Hacker ignoti hanno attaccato il sistema online di controllo degli ordini Telecom Italia per ottenere l'accesso ai dati personali di clienti dell'ex monopolista di telefonia. Nome, cognome, indirizzo, numero di telefono, e-mail, codice fiscale di utenti che hanno acquistato prodotti e servizi Telecom sono l'obiettivo dell'aggressione, insieme alla tipologia e allo stato d'avanzamento degli ordini. Telecom sta procedendo presso l'autorità giudiziaria per conoscere i responsabili.
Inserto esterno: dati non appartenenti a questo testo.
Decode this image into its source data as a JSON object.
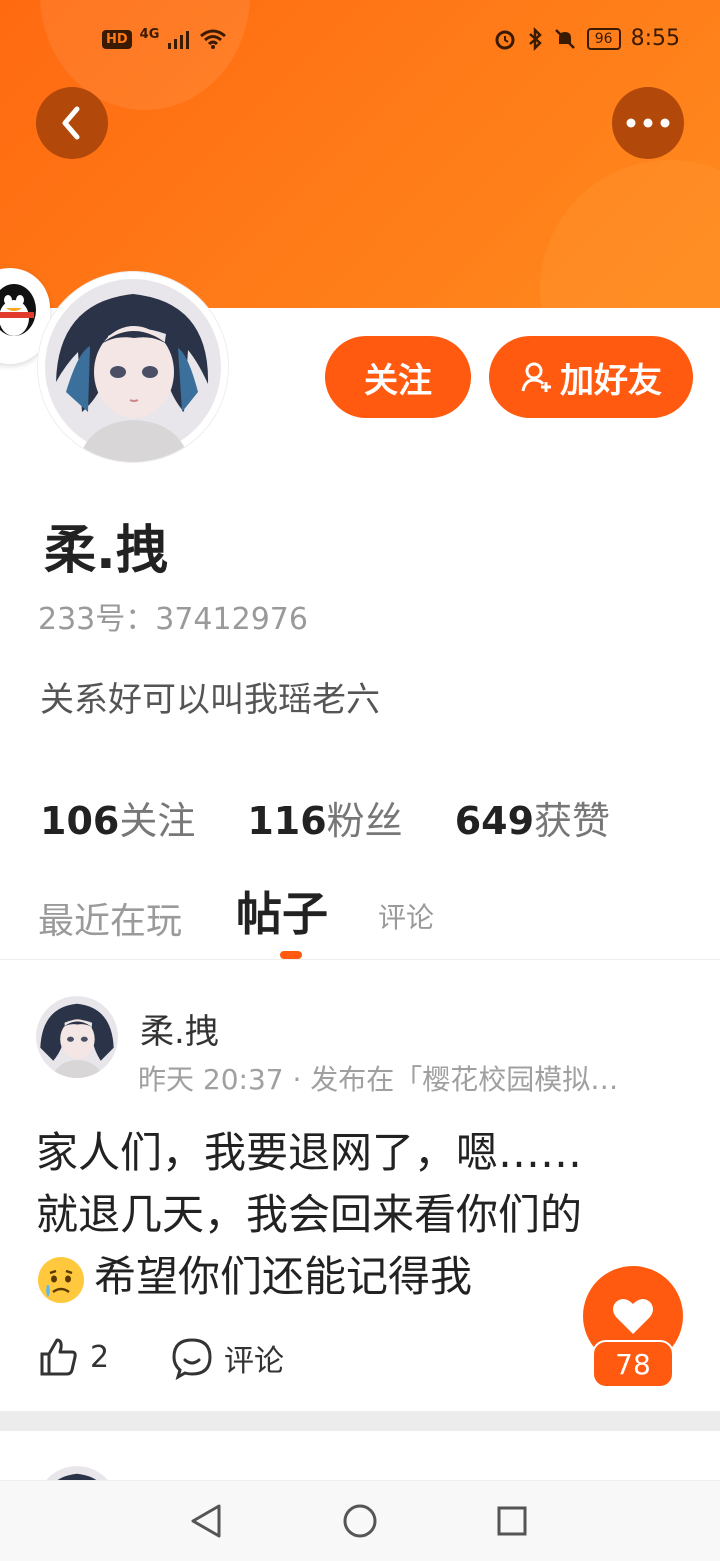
{
  "status_bar": {
    "hd": "HD",
    "network": "4G",
    "battery": "96",
    "time": "8:55"
  },
  "header": {
    "back_icon": "chevron-left-icon",
    "more_icon": "more-dots-icon"
  },
  "profile": {
    "username": "柔.拽",
    "uid_text": "233号：37412976",
    "bio": "关系好可以叫我瑶老六",
    "follow_label": "关注",
    "add_friend_label": "加好友",
    "stats": [
      {
        "num": "106",
        "label": "关注"
      },
      {
        "num": "116",
        "label": "粉丝"
      },
      {
        "num": "649",
        "label": "获赞"
      }
    ]
  },
  "tabs": [
    {
      "label": "最近在玩"
    },
    {
      "label": "帖子"
    },
    {
      "label": "评论"
    }
  ],
  "post": {
    "author": "柔.拽",
    "meta": "昨天 20:37 · 发布在「樱花校园模拟…",
    "lines": [
      "家人们，我要退网了，嗯……",
      "就退几天，我会回来看你们的",
      "希望你们还能记得我"
    ],
    "like_count": "2",
    "comment_label": "评论",
    "heart_count": "78"
  },
  "colors": {
    "accent": "#ff5a10",
    "header_orange": "#ff7a18"
  }
}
Gli attacchi sono avvenuti sfruttando una vulnerabilità, ora risolta, nelle pagine Web che permettono di controllare online lo stato degli ordini effettuati sui siti www.187.it e www.aliceadsl.it. Il problema è stato scoperto il 10 marzo scorso dall'azienda di sicurezza Ants SpA e segnalato direttamente a Telecom. Il 5 aprile, la stessa Telecom ha comunicato ad Ants di aver tappato il buco. Le intrusioni sono avvenute in questo lasso di tempo.
"Sono stati tentati degli abusi sul sistema di accesso al sito che gestisce gli ordinativi online", ha confermato Telecom Italia a Repubblica.it. "Si tratta di azioni illegali, a fronte delle quali l'azienda sta procedendo presso l'autorità giudiziaria per conoscere l'identità dei responsabili". La compagnia di telecomunicazioni ha precisato che gli attacchi non hanno provocato danni al sistema e che non si segnalano problemi da parte degli utenti.
"Nel database oggetto degli attacchi non erano contenuti dati, ad esempio numeri di carta di credito, in grado di infliggere danni economici diretti agli utenti", spiega Telecom. "L'addebito per prodotti e servizi acquistati dai nostri clienti avviene direttamente in bolletta".
A portare avanti le aggressioni potrebbero essere stati hacker senza una finalità precisa, oppure spammer a caccia di nominativi e indirizzi. Il problema, infatti, era tale da esporre anche i dati di chi, ad esempio, si fa attivare una nuova linea e chiede di essere escluso dall'elenco telefonico per motivi di privacy.
"Quando un cliente Telecom acquista un prodotto o un servizio", spiegano ad Ants, "viene dotato di un codice d'ordine e di una password che gli consentono di seguire online lo stato della pratica". Un difetto nel sistema di controllo permetteva di forzare la password. Per entrare in possesso dei dati di un cliente era necessario conoscere il suo numero d'ordine. "Ma questi codici vengono assegnati in maniera sequenziale", dichiarano i tecnici di Ants. "Partendo da uno è possibile ottenere tutti gli altri". Secondo l'azienda milanese, la falla poteva essere sfruttata in automatico, creando un software in grado di estrarre dal database i dati di tutti i clienti. In un documento prodotto da Ants si parla di ordinativi risalenti fino al 2001.
La vulnerabilità che affliggeva il sistema di Telecom, tecnicamente nota come "Sql Injection", è un tipo di falla molto comune. "Per chi è pratico di problemi di sicurezza", spiegano quelli di Ants, "è facile trovarla e testarla. Di solito, infatti, colpisce i siti minori". L'ex monopolista ha spiegato che la vulnerabilità era un problema temporaneo, provocato da una transizione del sistema.